From her position, Carina scanned the room. This was the first time she’d sat with a full dining room before her. Now that she was down, she doubted she could rise again very soon—her legs were that tired. So she clapped with the men as the musicians struck up a jig and one bandy-legged Irishman used the narrow tile splash before the fireplace as a dance floor. She glanced up to find Alex Makepeace watching her rather than the dancer.

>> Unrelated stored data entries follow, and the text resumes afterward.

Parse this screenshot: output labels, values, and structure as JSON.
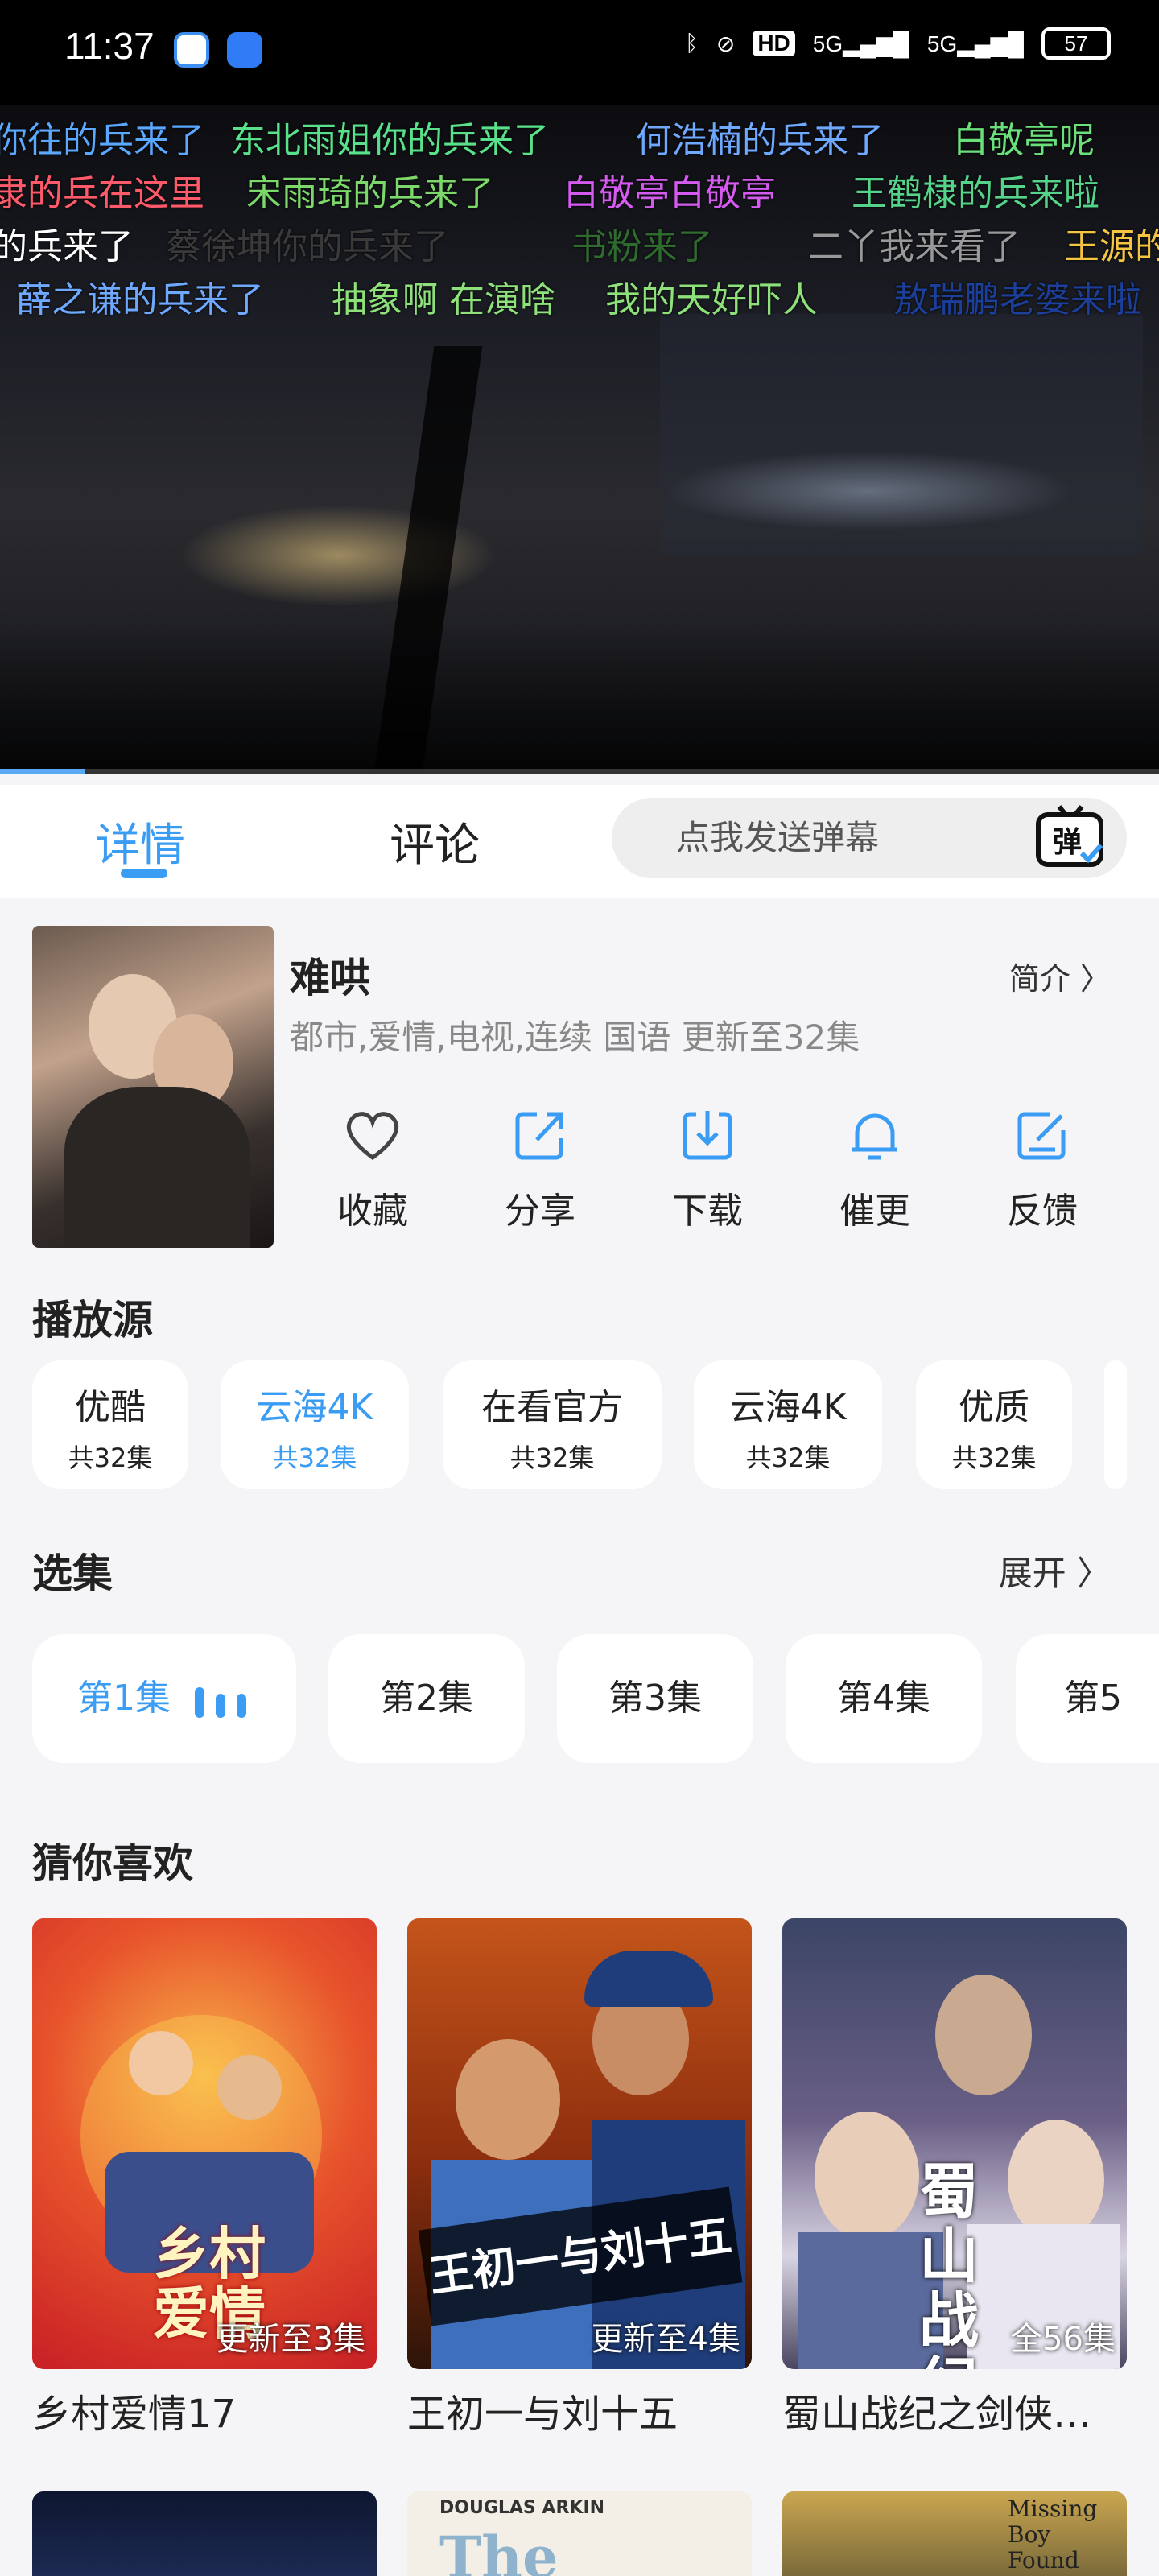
{
  "status_bar": {
    "time": "11:37",
    "battery": "57",
    "network": [
      "HD",
      "5G",
      "5G"
    ]
  },
  "danmaku": [
    {
      "text": "你往的兵来了",
      "color": "#5aa8ff"
    },
    {
      "text": "东北雨姐你的兵来了",
      "color": "#58e08a"
    },
    {
      "text": "何浩楠的兵来了",
      "color": "#6fa8ff"
    },
    {
      "text": "白敬亭呢",
      "color": "#6ae07a"
    },
    {
      "text": "隶的兵在这里",
      "color": "#ff5a6a"
    },
    {
      "text": "宋雨琦的兵来了",
      "color": "#7cd86a"
    },
    {
      "text": "白敬亭白敬亭",
      "color": "#d45af0"
    },
    {
      "text": "王鹤棣的兵来啦",
      "color": "#56d38a"
    },
    {
      "text": "的兵来了",
      "color": "#ffffff"
    },
    {
      "text": "蔡徐坤你的兵来了",
      "color": "#3a3a3a"
    },
    {
      "text": "书粉来了",
      "color": "#2f6a2f"
    },
    {
      "text": "二丫我来看了",
      "color": "#999999"
    },
    {
      "text": "王源的",
      "color": "#f5c542"
    },
    {
      "text": "薛之谦的兵来了",
      "color": "#6fa8ff"
    },
    {
      "text": "抽象啊 在演啥",
      "color": "#8ee07a"
    },
    {
      "text": "我的天好吓人",
      "color": "#8ee07a"
    },
    {
      "text": "敖瑞鹏老婆来啦",
      "color": "#1b3f9a"
    }
  ],
  "playback": {
    "progress_fraction": 0.073
  },
  "tabs": {
    "details": "详情",
    "comments": "评论",
    "danmu_placeholder": "点我发送弹幕",
    "danmu_icon_label": "弹"
  },
  "show": {
    "title": "难哄",
    "intro": "简介",
    "meta": "都市,爱情,电视,连续 国语 更新至32集"
  },
  "actions": [
    {
      "label": "收藏",
      "icon": "heart-icon"
    },
    {
      "label": "分享",
      "icon": "share-icon"
    },
    {
      "label": "下载",
      "icon": "download-icon"
    },
    {
      "label": "催更",
      "icon": "bell-icon"
    },
    {
      "label": "反馈",
      "icon": "feedback-icon"
    }
  ],
  "sources": {
    "title": "播放源",
    "items": [
      {
        "name": "优酷",
        "count": "共32集"
      },
      {
        "name": "云海4K",
        "count": "共32集",
        "active": true
      },
      {
        "name": "在看官方",
        "count": "共32集"
      },
      {
        "name": "云海4K",
        "count": "共32集"
      },
      {
        "name": "优质",
        "count": "共32集"
      }
    ]
  },
  "episodes": {
    "title": "选集",
    "expand": "展开",
    "items": [
      "第1集",
      "第2集",
      "第3集",
      "第4集",
      "第5"
    ]
  },
  "recommend": {
    "title": "猜你喜欢",
    "items": [
      {
        "name": "乡村爱情17",
        "badge": "更新至3集"
      },
      {
        "name": "王初一与刘十五",
        "badge": "更新至4集"
      },
      {
        "name": "蜀山战纪之剑侠…",
        "badge": "全56集"
      }
    ]
  },
  "poster_text": {
    "card1": "乡村爱情",
    "card2": "王初一与刘十五",
    "card3": "蜀山战纪",
    "card5a": "DOUGLAS ARKIN",
    "card5b": "The",
    "card6": "Missing Boy Found"
  }
}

Her hands paused as their eyes met, his inexplicably kind, and hers, what? She dampened her lips with her tongue and returned her attention to the jig. The smell of the pine and cedar fire, the spicy gingerbread, and the softly falling snow out the window just behind her shoulder made the perfect ambiance to revel in the Christmas spirit. She closed her eyes a moment, letting it seep in.
Joe Turner and Alex Makepeace stayed after all the others left, then helped to clear and strip the tables. Carina laughed. “I should offer you a wage.”
“Never.” Joe Turner put a hand to his chest. “It’s little enough for all you do.”
“Is it so much, Mr. Turner?” Her voice had a plaintive tone.
He caught her hand between his. “Maybe not so much what you do, but how you do it. You raise the spirits, and that, Mrs. Shepard, is what we men need more than food in our bellies.”